Общественно-политический журнал

 

Хирург из Освенцима

Во всех отделениях больницы еженедельно проводится « общий обход»: все врачи во главе с заведующим осматривают больных, планируют лечение и обследование каждого. Сейчас это делается быстро, и обход напоминает весёлую рысь на ипподроме.
 Но не у нас.
В разных больницах обход называли по-разному.
Часто - «Показать больным заведующего».
У нас - «водить слона»- медленно и обстоятельно.
Наш «слон»- хирург ДЕД.

На одном из таких обходов он осматривал женщину, которой на следующий день предстояла операция по удалению части щитовидной железы.
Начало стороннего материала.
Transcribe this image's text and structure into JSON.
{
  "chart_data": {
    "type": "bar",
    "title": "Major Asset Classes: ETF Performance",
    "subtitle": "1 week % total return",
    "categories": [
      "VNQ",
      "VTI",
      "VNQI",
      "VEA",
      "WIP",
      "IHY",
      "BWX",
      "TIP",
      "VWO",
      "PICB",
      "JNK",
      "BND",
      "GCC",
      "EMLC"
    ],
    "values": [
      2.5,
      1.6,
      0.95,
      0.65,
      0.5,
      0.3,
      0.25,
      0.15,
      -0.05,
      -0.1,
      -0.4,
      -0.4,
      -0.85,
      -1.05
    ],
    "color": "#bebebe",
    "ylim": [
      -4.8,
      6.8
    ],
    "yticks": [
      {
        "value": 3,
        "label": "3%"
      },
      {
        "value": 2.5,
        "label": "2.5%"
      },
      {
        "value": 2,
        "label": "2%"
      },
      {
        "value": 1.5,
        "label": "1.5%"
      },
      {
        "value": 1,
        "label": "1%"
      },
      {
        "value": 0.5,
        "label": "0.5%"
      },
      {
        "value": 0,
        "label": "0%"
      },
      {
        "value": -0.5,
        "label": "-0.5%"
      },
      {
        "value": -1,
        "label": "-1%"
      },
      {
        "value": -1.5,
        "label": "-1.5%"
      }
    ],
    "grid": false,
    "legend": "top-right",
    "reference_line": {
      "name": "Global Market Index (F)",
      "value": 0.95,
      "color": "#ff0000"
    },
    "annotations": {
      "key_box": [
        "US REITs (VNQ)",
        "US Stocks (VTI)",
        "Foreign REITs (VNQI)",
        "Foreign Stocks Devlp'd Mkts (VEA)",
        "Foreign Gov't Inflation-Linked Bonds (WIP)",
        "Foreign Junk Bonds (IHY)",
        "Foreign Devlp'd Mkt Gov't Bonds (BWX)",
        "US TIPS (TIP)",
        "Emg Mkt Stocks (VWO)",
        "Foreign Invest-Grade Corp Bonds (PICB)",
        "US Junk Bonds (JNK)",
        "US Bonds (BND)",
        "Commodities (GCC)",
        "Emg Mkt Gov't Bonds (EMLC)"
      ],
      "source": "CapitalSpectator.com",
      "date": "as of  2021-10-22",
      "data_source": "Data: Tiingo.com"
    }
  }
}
ДЕД и раньше видел эту больную, но только сейчас заметил на предплечье у неё татуировку - восьмизначный номер:
-Аушвиц? - спросил ДЕД.

Больная утвердительно кивнула:
- С 41-го и почти до конца.
- Освобождали наши? » помолчав, спросил ДЕД.
-Нет, американцы.
-Понятно. И меня американцы.

ДЕД у нас сутулый, а тут его как-то совсем скрючило, лицо заострилось, посерело. Торопливо закончил он обход и ушёл в свой кабинет, поручив разбор полётов старшему ординатору.
До конца рабочего дня мы нашего вездесущего заведующего так и не видели.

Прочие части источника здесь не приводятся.